You may want to target a browser height of ~1200px. We'll be using 1920x1200 as our target for the examples below to ensure all browsers can reach the requested size.

// Adding this to the 'before' hook in your 'wdio.conf.ts'
{
// ... The rest if your wdio configuration
before: async (_capabilities, _specs) => {
// Resize all windows to small, static size
await browser.setWindowRect(0, 0, 800, 600);
// Calculate the difference between the window outer and inner dimensions (to account
// for browser UI elements, etc.
const [width, height] = await driver.executeScript(`
return [window.outerWidth - window.innerWidth + arguments[0],
window.outerHeight - window.innerHeight + arguments[1]];
`, [1920, 1200]);
await browser.setWindowRect(0, 0, width, height);
},
}

2. Set a baseline

With your new configuration use a binding & test framework of your choice create a build for your target browser. For example, if you want to compare all browsers against Chrome you would run a single build with Chrome as the browser under test. When complete, approve any / all snapshots that are a part of that build.
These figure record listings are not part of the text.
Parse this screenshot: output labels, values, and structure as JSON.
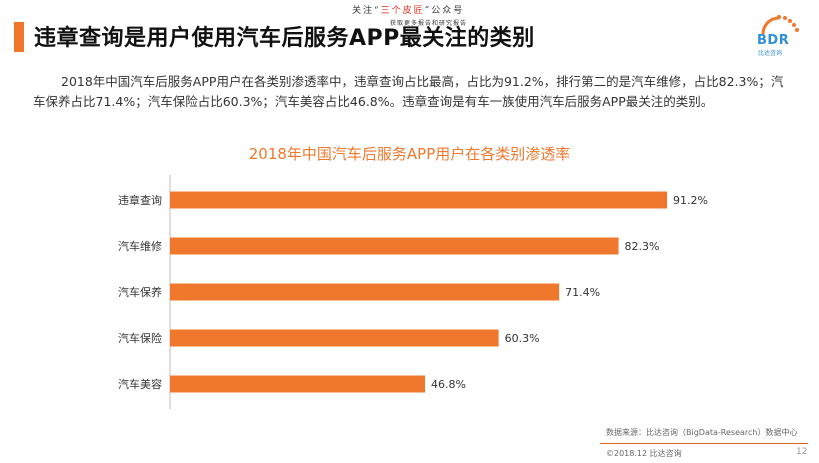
{
  "header": {
    "title": "违章查询是用户使用汽车后服务APP最关注的类别",
    "note_prefix": "关注“",
    "note_highlight": "三个皮匠",
    "note_suffix": "”公众号",
    "note_line2": "获取更多报告和研究报告"
  },
  "logo": {
    "text": "BDR",
    "sub": "比达咨询"
  },
  "description": "2018年中国汽车后服务APP用户在各类别渗透率中，违章查询占比最高，占比为91.2%，排行第二的是汽车维修，占比82.3%；汽车保养占比71.4%；汽车保险占比60.3%；汽车美容占比46.8%。违章查询是有车一族使用汽车后服务APP最关注的类别。",
  "chart_data": {
    "type": "bar",
    "orientation": "horizontal",
    "title": "2018年中国汽车后服务APP用户在各类别渗透率",
    "categories": [
      "违章查询",
      "汽车维修",
      "汽车保养",
      "汽车保险",
      "汽车美容"
    ],
    "values": [
      91.2,
      82.3,
      71.4,
      60.3,
      46.8
    ],
    "value_labels": [
      "91.2%",
      "82.3%",
      "71.4%",
      "60.3%",
      "46.8%"
    ],
    "unit": "%",
    "xlim": [
      0,
      100
    ],
    "bar_color": "#f0782d",
    "grid": false
  },
  "footer": {
    "source": "数据来源：比达咨询（BigData-Research）数据中心",
    "copyright": "©2018.12 比达咨询",
    "page": "12"
  }
}
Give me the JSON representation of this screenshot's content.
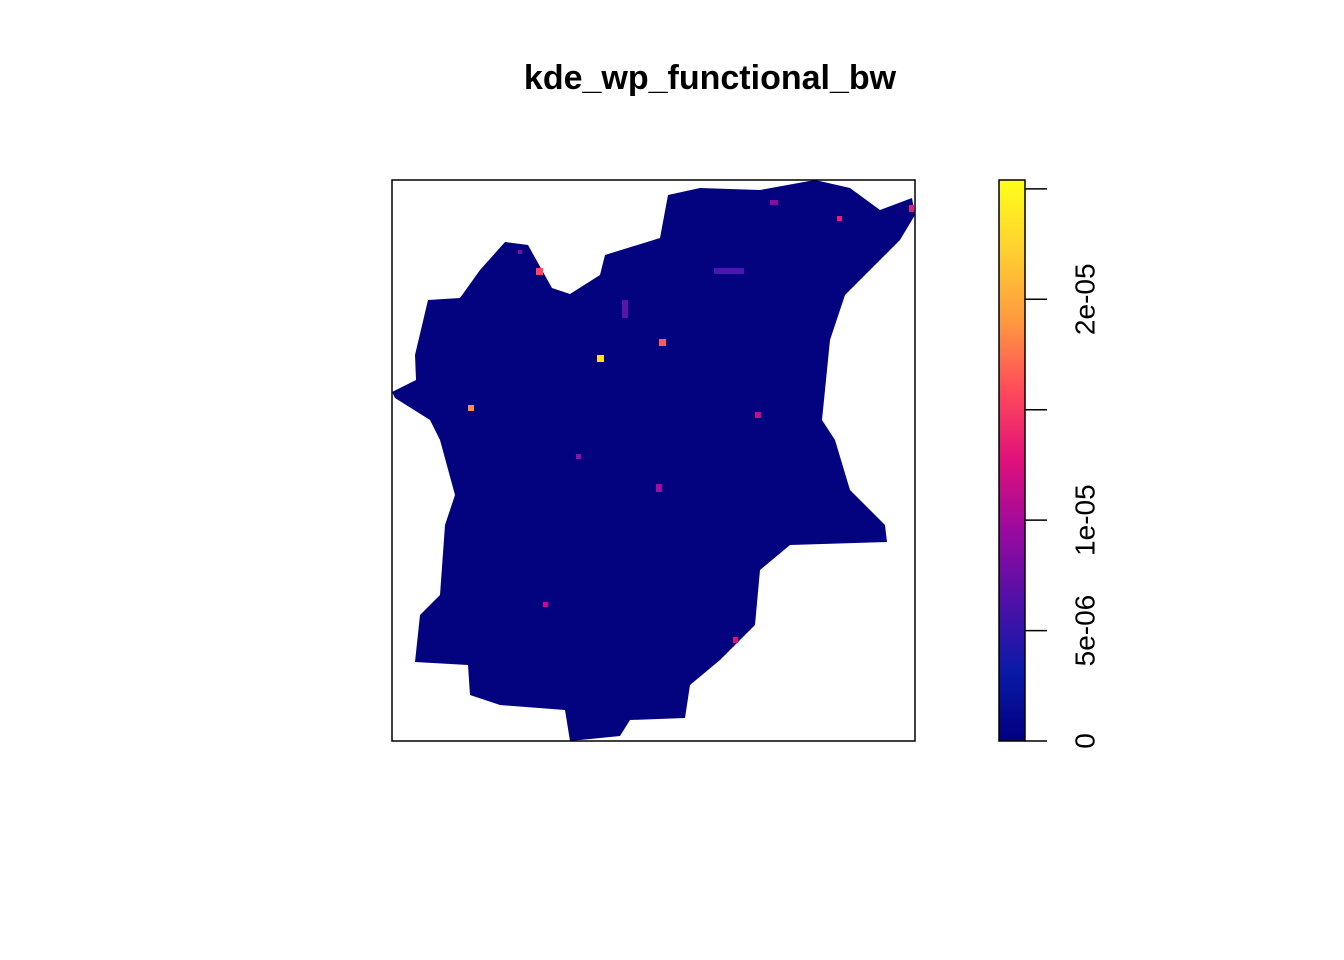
{
  "chart_data": {
    "type": "raster",
    "title": "kde_wp_functional_bw",
    "colorbar": {
      "colors": [
        "#00007f",
        "#0a1aa8",
        "#5010a8",
        "#9a0aa0",
        "#e0107a",
        "#ff4a5a",
        "#ff9a40",
        "#ffd030",
        "#ffff1a"
      ],
      "ylim": [
        0,
        2.54e-05
      ],
      "yticks": [
        0,
        {
          "value": 5e-06,
          "label": "5e-06"
        },
        {
          "value": 1e-05,
          "label": "1e-05"
        },
        {
          "value": 1.5e-05,
          "label": null
        },
        {
          "value": 2e-05,
          "label": "2e-05"
        },
        {
          "value": 2.5e-05,
          "label": null
        }
      ]
    }
  }
}
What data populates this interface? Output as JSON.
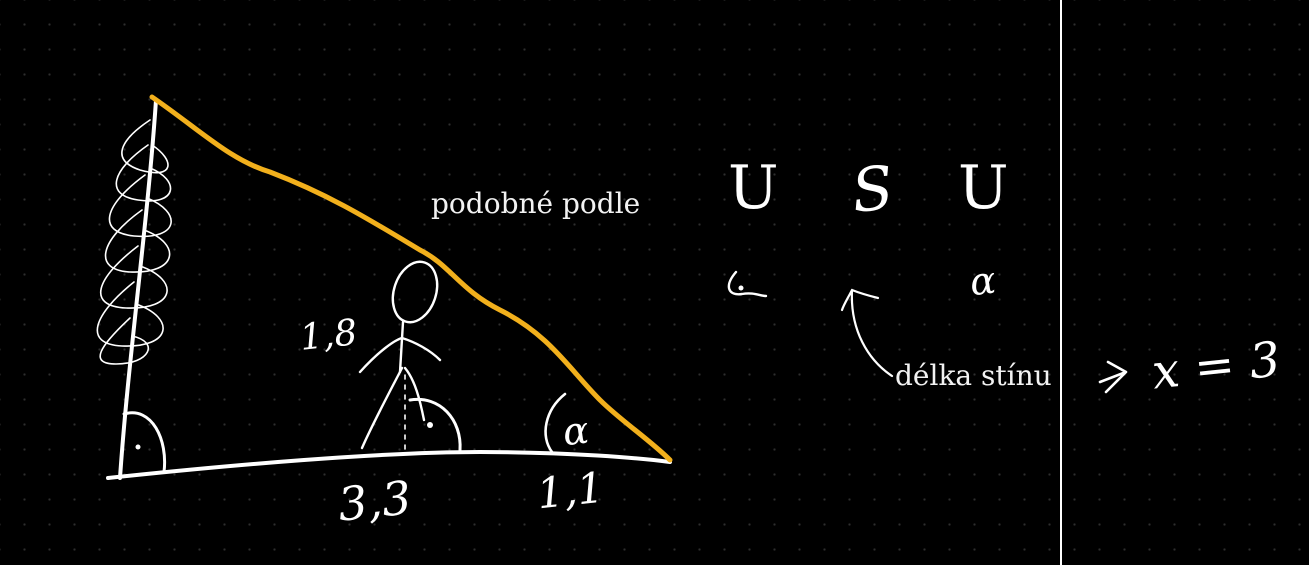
{
  "annotations": {
    "similarity_label": "podobné podle",
    "shadow_label": "délka stínu"
  },
  "handwriting": {
    "person_height": "1,8",
    "base_left": "3,3",
    "base_right": "1,1",
    "criteria": [
      "U",
      "S",
      "U"
    ],
    "angle_symbol": "α",
    "result": "x = 3"
  },
  "colors": {
    "background": "#000000",
    "ink": "#ffffff",
    "highlight": "#f2b01c"
  }
}
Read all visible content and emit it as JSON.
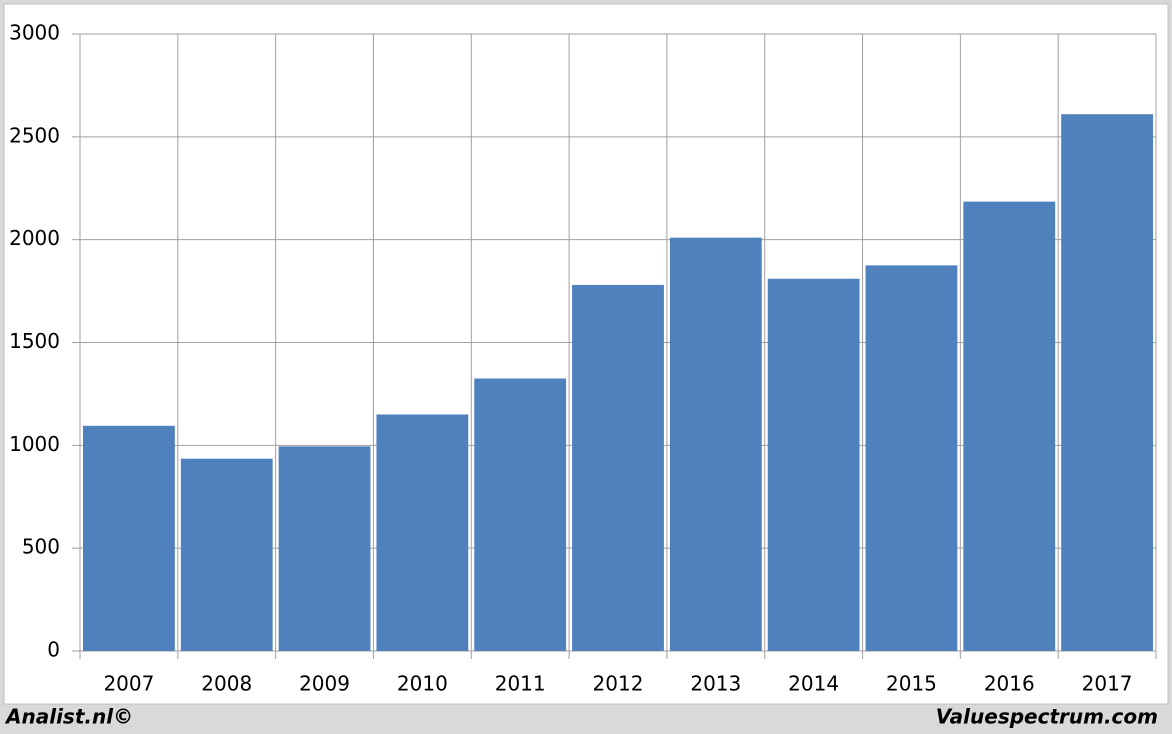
{
  "chart_data": {
    "type": "bar",
    "categories": [
      "2007",
      "2008",
      "2009",
      "2010",
      "2011",
      "2012",
      "2013",
      "2014",
      "2015",
      "2016",
      "2017"
    ],
    "values": [
      1095,
      935,
      995,
      1150,
      1325,
      1780,
      2010,
      1810,
      1875,
      2185,
      2610
    ],
    "color": "#4f81bd",
    "ylim": [
      0,
      3000
    ],
    "yticks": [
      0,
      500,
      1000,
      1500,
      2000,
      2500,
      3000
    ],
    "grid": true,
    "footer_left": "Analist.nl©",
    "footer_right": "Valuespectrum.com"
  }
}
This will give us a full set of baselines to compare other browsers against.

3. Configure baseline overrides

With the baselines of your target browser saved gather the keys of the baseline run you wish to compare against. You can do this in the UI by navigating into a build, selecting a diff, viewing the snapshot meta, and clicking 'Copy as JSON.'

For cross browser / OS testing you will likely want the following:

  • operatingSystem
  • operatingSystemVersion
  • browser
  • device

Use the baseline override feature of your binding (see the documentation for your specific binding on the sidebar). A few examples are included below for reference:

At the global / service level

import { Browser, OperatingSystem } from '@saucelabs/visual';
export const config = {
// ...
services: [
'sauce',
[
'@saucelabs/wdio-sauce-visual-service',
{
baselineOverride: {
browser: Browser.Chrome,
device: "Desktop (1024x627)",
operatingSystem: OperatingSystem.Windows,
operatingSystemVersion: '10',
},
},
],
],
}

Or at the snapshot level

import { Browser, OperatingSystem } from '@saucelabs/visual';
// ...
// Passing on a per-snapshot level
await browser.sauceVisualCheck('Inventory Page', {
baselineOverride: {
browser: Browser.Chrome,
device: "Desktop (1024x627)",
operatingSystem: OperatingSystem.Windows,
operatingSystemVersion: '10',
}
});

4. Run your build

Run a new build for each browser you wish to compare with and optionally approve the snapshots for each browser to allow them to take over their own baselines.

Limitations

  • Scrollbars on Windows generally take up space which can cause invalid / incorrect viewport dimensions for snapshots. You can use workarounds such as setting the scrollbar width to disable them temporarily. We'll do our best to do this automatically while using a Sauce Visual runner.
  • Browser dimensions need to be the same for the best results. While having a uniform width can cover most cases, having a uniform height will ensure that pages which center content (and do not have enough content to scroll) will match enough to be visually diffed.